Effeuille mes rêves

La leçon depuis le temps

Mes rêves me saoulent.

Ils s’inspirent de mes toutes petites peurs du quotidien et les décuplent puissance mille. Alors qu’il n’y a pas lieu.

Cette nuit par exemple j’ai rêvé que je me réveillais dans un camp de vacances lointain - où je n’avais pas envie d’être mais je m’y trouvais simplement pour faire plaisir à quelqu’un. J’avais conscience qu’on était dimanche et dans mon rêve il était quelque chose comme 10 ou 11 heures. J’aime pas me réveiller trop tard le dimanche : c’est la journée où je suis censée me reposer et faire ce que je veux (en général, et c’est presque vital : lire) sans penser une seule minute aux révisions ou au boulot. Alors si je me lève vers midi et que j’erre bêtement, j’ai l’impression de perdre de la vie ; du temps, palpable, de vie.
Et pour toutes les raisons déjà évoquées : la sensation de perdre du temps, c’est l’une de celles qui me hantent actuellement. Il y a pour moi une différence cruciale entre perdre du temps et prendre du temps pour ce qui compte vraiment (même pour quelque chose d’apparemment sans intérêt, comme méditer - qui est en fait complètissimement essentiel).

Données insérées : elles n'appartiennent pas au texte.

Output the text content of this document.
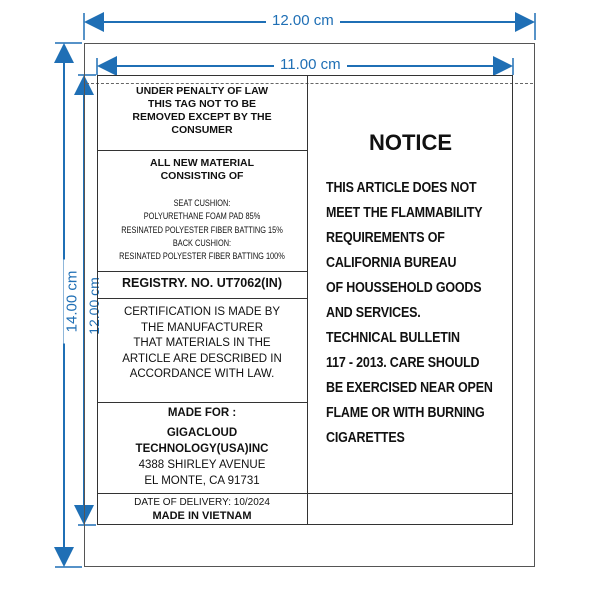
12.00 cm
11.00 cm
14.00 cm 12.00 cm
UNDER PENALTY OF LAW
THIS TAG NOT TO BE
REMOVED EXCEPT BY THE
CONSUMER
ALL NEW MATERIAL
CONSISTING OF
SEAT CUSHION:
POLYURETHANE FOAM PAD 85%
RESINATED POLYESTER FIBER BATTING 15%
BACK CUSHION:
RESINATED POLYESTER FIBER BATTING 100%
REGISTRY. NO. UT7062(IN)
CERTIFICATION IS MADE BY
THE MANUFACTURER
THAT MATERIALS IN THE
ARTICLE ARE DESCRIBED IN
ACCORDANCE WITH LAW.
MADE FOR :
GIGACLOUD
TECHNOLOGY(USA)INC
4388 SHIRLEY AVENUE
EL MONTE, CA 91731
DATE OF DELIVERY: 10/2024
MADE IN VIETNAM
NOTICE
THIS ARTICLE DOES NOT
MEET THE FLAMMABILITY
REQUIREMENTS OF
CALIFORNIA BUREAU
OF HOUSSEHOLD GOODS
AND SERVICES.
TECHNICAL BULLETIN
117 - 2013. CARE SHOULD
BE EXERCISED NEAR OPEN
FLAME OR WITH BURNING
CIGARETTES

Donc, pour en revenir au rêve, du coup, je savais qu’il fallait rentrer chez moi, puis rentrer au studio, et que j’arriverai tard, donc, puis faire tout ce que j’ai à faire là-bas le dimanche (comme le minimum syndical de ménage)...
Et ça me stressait. Parce que le dimanche, pour trouver mon équilibre, je sais ce que j’ai à faire. Je l’ai dit : me nourrir la tête lire principalement. Je suis peut-être pénible à le rabâcher mais y’a que ça qui me plait vraiment vraiment vraiment. Mais avant de pouvoir faire ça, y’a tout plein de petites corvées à faire, d’où le fait que je rentre tôt.

Et là, dans mon rêve, j’étais totalement entravée. Prisonnière de ce que je m’efforce vivement d’éviter depuis quelques temps : les conventions. C’est-à-dire être obligée de faire telle chose parce que tout le monde le fait alors que ça me fait plus ou moins relativement souffrir de le faire.

Et je stresse souvent en rêve. Celui du chewing-gum qui me colle le palais et envahit presque toute ma bouche plane au-dessus de tous - un peu comme un vieux roi-des-rêves pervers menaçant - et du coup même si je n’en rêve pas concrètement, j’en ressens les ressentiments au petit matin.

J’ai réfléchi à quoi ça pouvait être dû. J’ai eu du mal à trouver parce que globalement je vais bien ! Je fais des efforts pour ça, je travaille dur.
Et puis j’ai relu mes derniers écrits. J’ai grimacé en voyant à quel point ils flirtaient avec le noir, mais bon c’est ce que j’ai ressenti après tout. J’aurais voulu les effacer, par honte, mais ils sont importants.

Tout ça pour dire que ça m’énerve de devoir me coltiner la nuit ce que je me tue à supprimer le jour. Les relents de peur.

J’essaie de cadrer mes pensées aussi. Toujours dans le but de limiter la peur. J’ai fait une méga grosse rechute, après tout, maintenant il faut récupérer. Il faut reconstruire tout ce qui a été démoli.

Ça se produit suffisamment souvent pour que je sache comment faire. "Heureusement" dira-t-on. Disons plutôt heureusement que j’ai compris la leçon depuis le temps.

Et certes, passer son temps à réfléchir pour tâter le terrain - mental et réel - ce n’est pas l’idéal. Mais je n’ai pas le luxe de me permettre de rester en free-style.
L'"avantage" de toutes ces rechutes, c’est que maintenant je me connais plutôt bien. Je sais comment je fonctionne. Je sais comment je dois me "réparer" (même si, suite à ce que j’ai écrit dernièrement, je suis forcée d’avouer que je n’y arrive jamais à 100%).

L’avantage de ce journal, c’est que je laisse une trace de MA façon de pensée. Pas assez détaillée pour tout comprendre, certes. Trop embrumée par moment pour retranscrire parfaitement la réalité. Mais une trace. Un schéma. Un début de quelque chose.

Et c’est pour cela que je l’ai défendu. Que j’ai refusé de laisser partir "Aloha".

Même si je ne sais plus vraiment qui je suis réellement. Ou ce que je suis, devrais-je dire.